Learning Emotions

Learning Together About Emotions

We start the year 2021, leaving behind a year that has made us face situations as parents never experienced before. They have been times of stress, where our fears, our uncertainties have surfaced, where the control we had in our day to day evaporated at times. We have had to adapt to the circumstances with insecurity and fear that our little ones could do it, and without a doubt, they have been the ones who have been taught how to achieve it, with their spontaneity and naturalness, making us value what is really important, here and the now. They have been months of many mixed emotions and where we have had to manage them in the best possible way.

Now, let’s stop for a moment, we are going to become a 7-year-old boy or girl, overnight everything has changed for him, I no longer go to school, I cannot share my favorite games with my classmates, or have a snack at the park like every afternoon. I see my parents worried, and I have stopped spending late with grandparents. Suddenly people important to me disappear from my day to day, and I see them through video calls. My world has changed. After a few months everything returns to normal, well as the older ones say the new normal, I go back to school, but I cannot move from my table, I have to wear a mask and I cannot share moments with other children who are not from my group bubble, hugs and kisses have disappeared, and we begin to look at the eyes to perceive the emotion of others.

We adults wonder how they can adapt to such a complicated situation, and the answer is that they face this situation with their fear, with their frustration, with their insecurity, but above all looking for happiness in those little things, in those moments.

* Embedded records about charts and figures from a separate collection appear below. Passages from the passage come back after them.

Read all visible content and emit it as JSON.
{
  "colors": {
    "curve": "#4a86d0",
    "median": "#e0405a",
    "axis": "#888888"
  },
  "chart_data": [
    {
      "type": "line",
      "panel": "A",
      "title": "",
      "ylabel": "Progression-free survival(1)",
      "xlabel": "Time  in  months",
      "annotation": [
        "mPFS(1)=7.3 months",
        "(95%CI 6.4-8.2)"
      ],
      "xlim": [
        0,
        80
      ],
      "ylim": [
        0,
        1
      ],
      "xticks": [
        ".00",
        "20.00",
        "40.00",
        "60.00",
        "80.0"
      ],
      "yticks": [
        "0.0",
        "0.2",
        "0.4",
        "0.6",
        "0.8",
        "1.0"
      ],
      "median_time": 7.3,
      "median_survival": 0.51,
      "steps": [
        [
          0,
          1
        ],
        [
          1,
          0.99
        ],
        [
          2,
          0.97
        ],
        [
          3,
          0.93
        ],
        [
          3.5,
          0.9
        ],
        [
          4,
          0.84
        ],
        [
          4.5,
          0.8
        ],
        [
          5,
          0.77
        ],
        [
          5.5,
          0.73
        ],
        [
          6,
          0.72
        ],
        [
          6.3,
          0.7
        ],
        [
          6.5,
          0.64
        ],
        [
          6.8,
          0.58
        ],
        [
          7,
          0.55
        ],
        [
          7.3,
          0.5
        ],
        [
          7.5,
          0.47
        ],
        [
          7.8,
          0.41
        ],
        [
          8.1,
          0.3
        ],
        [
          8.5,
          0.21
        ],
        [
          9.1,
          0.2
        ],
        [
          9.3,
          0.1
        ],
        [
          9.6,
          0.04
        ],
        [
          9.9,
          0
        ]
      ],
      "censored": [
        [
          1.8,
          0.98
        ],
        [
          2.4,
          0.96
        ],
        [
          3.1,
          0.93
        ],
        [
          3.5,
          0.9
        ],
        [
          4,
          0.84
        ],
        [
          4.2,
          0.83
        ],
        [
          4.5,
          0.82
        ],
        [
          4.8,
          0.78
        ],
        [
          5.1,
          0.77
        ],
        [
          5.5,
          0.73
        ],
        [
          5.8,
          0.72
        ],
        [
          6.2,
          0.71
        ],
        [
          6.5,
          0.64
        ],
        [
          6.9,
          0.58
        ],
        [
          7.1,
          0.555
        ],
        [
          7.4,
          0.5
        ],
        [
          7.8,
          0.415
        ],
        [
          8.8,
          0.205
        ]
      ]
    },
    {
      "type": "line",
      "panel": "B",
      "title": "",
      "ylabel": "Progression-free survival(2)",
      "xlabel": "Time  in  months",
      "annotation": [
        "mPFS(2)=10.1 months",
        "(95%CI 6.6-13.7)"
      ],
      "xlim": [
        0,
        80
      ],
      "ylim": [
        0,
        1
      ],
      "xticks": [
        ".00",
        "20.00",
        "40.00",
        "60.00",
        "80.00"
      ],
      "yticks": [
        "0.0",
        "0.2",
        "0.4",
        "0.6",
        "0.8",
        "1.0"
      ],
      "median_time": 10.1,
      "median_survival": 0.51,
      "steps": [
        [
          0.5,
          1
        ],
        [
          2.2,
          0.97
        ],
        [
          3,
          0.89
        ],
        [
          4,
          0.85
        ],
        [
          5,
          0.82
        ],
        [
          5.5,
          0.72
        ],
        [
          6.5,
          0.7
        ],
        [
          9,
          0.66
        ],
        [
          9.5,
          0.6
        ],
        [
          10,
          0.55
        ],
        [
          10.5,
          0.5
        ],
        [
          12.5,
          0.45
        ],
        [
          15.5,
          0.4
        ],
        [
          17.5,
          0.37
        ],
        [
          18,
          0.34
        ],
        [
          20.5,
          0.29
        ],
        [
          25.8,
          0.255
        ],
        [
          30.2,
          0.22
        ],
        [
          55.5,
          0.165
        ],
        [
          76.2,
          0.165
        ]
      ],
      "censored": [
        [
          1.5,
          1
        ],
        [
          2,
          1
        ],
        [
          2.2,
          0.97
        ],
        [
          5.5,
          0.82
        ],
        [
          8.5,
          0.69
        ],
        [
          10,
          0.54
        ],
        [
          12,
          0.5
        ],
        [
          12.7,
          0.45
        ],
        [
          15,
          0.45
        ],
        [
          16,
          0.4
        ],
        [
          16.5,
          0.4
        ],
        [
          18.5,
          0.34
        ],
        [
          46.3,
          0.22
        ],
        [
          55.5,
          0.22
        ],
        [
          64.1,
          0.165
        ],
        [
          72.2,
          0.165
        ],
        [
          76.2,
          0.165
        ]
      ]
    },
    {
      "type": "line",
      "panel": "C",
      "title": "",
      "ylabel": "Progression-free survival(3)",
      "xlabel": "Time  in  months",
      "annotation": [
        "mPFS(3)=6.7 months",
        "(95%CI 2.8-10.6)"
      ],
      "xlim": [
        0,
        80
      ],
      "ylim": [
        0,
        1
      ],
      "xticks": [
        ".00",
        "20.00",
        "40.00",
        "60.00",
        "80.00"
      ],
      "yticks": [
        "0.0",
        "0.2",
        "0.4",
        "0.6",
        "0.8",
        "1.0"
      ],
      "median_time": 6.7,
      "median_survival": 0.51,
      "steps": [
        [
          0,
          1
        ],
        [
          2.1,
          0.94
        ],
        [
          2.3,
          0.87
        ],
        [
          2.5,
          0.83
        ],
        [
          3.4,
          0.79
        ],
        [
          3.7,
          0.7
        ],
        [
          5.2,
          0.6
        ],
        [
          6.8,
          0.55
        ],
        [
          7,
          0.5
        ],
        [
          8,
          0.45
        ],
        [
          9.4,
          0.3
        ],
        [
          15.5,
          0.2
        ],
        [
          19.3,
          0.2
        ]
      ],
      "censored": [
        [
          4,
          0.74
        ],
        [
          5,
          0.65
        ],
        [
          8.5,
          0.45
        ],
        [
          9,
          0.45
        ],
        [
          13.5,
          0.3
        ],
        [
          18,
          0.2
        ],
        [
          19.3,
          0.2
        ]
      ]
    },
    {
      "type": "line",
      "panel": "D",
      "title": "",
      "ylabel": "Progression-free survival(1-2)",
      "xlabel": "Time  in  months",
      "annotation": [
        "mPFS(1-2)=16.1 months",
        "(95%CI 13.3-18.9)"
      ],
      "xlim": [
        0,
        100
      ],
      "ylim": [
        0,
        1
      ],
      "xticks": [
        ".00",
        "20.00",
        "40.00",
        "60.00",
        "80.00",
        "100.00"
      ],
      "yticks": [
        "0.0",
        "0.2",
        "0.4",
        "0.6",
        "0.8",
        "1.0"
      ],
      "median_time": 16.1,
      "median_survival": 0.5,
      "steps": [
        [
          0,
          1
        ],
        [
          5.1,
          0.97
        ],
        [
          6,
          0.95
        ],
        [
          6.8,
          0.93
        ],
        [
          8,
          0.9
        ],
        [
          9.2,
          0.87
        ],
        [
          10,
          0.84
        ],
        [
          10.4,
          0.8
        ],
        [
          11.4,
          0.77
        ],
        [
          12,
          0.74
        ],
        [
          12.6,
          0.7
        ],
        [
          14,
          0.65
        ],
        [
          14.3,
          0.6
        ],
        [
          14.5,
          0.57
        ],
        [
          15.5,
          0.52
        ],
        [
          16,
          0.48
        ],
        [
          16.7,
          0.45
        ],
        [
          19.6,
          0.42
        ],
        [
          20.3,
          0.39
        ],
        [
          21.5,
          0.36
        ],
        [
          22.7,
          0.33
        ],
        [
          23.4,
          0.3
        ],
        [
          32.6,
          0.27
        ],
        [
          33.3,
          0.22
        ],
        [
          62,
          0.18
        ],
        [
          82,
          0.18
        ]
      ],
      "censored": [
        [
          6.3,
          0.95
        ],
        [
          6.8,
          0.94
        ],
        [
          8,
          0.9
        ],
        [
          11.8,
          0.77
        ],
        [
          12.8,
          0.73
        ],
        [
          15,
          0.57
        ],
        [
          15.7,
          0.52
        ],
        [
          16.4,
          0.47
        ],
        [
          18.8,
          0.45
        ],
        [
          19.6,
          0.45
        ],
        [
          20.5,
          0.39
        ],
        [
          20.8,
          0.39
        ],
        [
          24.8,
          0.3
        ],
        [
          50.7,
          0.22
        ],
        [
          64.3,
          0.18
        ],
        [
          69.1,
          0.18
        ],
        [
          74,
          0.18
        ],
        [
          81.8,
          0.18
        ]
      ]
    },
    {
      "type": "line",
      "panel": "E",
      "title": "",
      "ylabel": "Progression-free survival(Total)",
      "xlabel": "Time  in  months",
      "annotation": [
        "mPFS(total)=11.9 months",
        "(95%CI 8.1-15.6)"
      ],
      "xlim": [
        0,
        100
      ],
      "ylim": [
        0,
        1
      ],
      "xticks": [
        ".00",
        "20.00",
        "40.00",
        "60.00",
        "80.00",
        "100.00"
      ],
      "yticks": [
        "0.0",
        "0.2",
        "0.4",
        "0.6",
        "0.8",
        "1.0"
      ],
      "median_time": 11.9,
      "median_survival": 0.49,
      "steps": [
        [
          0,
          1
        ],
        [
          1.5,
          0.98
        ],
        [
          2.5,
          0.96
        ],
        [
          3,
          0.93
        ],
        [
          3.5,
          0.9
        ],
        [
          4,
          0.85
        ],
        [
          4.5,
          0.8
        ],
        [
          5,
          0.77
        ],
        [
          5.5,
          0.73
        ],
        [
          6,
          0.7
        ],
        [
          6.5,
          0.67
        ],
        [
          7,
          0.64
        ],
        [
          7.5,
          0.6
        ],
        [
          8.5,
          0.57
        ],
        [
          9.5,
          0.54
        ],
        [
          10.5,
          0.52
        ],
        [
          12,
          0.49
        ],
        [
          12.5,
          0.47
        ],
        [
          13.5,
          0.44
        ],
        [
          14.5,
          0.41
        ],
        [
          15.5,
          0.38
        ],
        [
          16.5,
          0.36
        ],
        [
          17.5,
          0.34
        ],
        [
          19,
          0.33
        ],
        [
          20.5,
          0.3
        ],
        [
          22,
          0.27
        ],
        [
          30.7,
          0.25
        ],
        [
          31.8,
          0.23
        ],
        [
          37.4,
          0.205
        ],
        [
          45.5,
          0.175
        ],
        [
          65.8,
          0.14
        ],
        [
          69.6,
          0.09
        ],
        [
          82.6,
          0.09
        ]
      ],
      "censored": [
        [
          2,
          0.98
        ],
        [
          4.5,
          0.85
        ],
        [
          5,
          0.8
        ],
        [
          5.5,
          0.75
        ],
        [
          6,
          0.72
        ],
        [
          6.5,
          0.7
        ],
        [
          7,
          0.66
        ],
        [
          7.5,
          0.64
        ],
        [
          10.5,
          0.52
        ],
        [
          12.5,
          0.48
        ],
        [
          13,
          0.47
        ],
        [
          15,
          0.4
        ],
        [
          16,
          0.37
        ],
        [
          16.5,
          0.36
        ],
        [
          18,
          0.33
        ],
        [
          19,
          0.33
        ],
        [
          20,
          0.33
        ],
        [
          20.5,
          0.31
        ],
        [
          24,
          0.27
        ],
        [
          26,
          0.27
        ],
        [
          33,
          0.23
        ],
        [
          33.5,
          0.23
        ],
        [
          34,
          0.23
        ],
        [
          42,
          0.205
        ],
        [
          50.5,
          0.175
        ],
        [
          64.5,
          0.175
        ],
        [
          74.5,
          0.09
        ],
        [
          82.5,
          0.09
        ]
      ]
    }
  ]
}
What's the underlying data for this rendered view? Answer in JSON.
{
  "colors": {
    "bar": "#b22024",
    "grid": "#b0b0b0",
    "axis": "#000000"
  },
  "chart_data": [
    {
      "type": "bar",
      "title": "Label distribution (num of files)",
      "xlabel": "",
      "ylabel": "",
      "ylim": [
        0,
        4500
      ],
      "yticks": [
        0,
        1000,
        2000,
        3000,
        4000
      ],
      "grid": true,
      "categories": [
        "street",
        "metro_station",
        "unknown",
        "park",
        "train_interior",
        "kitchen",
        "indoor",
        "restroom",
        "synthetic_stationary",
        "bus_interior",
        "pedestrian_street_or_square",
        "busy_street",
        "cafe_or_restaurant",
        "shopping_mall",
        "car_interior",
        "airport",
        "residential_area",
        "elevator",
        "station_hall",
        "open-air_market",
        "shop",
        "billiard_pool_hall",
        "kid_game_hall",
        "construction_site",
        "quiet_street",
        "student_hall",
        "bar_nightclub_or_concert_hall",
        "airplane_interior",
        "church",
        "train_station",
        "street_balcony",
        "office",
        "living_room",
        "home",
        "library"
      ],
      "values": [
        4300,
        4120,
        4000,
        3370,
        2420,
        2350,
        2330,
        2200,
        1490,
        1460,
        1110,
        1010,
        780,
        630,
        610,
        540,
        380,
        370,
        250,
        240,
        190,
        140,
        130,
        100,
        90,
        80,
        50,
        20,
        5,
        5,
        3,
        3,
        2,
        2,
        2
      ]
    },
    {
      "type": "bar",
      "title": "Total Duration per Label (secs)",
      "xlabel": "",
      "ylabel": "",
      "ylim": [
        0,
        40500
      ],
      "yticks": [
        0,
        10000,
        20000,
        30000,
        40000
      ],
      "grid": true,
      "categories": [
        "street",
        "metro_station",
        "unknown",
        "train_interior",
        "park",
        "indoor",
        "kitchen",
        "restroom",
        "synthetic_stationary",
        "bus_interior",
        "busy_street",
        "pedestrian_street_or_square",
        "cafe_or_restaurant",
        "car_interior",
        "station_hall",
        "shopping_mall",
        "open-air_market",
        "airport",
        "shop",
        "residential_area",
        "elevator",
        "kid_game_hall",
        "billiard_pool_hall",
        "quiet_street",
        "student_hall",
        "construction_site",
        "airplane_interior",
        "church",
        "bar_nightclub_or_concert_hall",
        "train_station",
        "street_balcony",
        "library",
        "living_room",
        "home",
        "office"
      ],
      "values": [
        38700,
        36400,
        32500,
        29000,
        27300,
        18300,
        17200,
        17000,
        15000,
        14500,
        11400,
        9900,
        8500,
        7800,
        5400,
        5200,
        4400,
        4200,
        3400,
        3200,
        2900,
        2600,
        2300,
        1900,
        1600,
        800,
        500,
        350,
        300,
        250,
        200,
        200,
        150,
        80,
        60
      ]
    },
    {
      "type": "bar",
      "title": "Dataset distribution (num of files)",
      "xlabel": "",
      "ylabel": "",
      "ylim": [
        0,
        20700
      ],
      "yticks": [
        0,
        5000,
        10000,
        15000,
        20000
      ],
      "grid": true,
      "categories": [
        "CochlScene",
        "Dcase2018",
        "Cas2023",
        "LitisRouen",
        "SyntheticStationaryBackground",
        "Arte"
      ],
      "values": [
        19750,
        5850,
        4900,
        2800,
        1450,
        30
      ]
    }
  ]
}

If we parents were given the opportunity to make a wish for the present and future of our children, without a doubt we would ask them to be happy. An education focused on emotions helps to savor those little things that provoke us positive emotions, or to be able to share with others those emotions that we find unpleasant and that sometimes seem so great that I do not feel able to overcome. After 14 years being a child psychologist , every time I work with a child the emotion of anger, they always tell me that getting angry is bad, when I ask them if they know someone who never gets angry, they are surprised when after a few minutes they never find anyone who have such ability.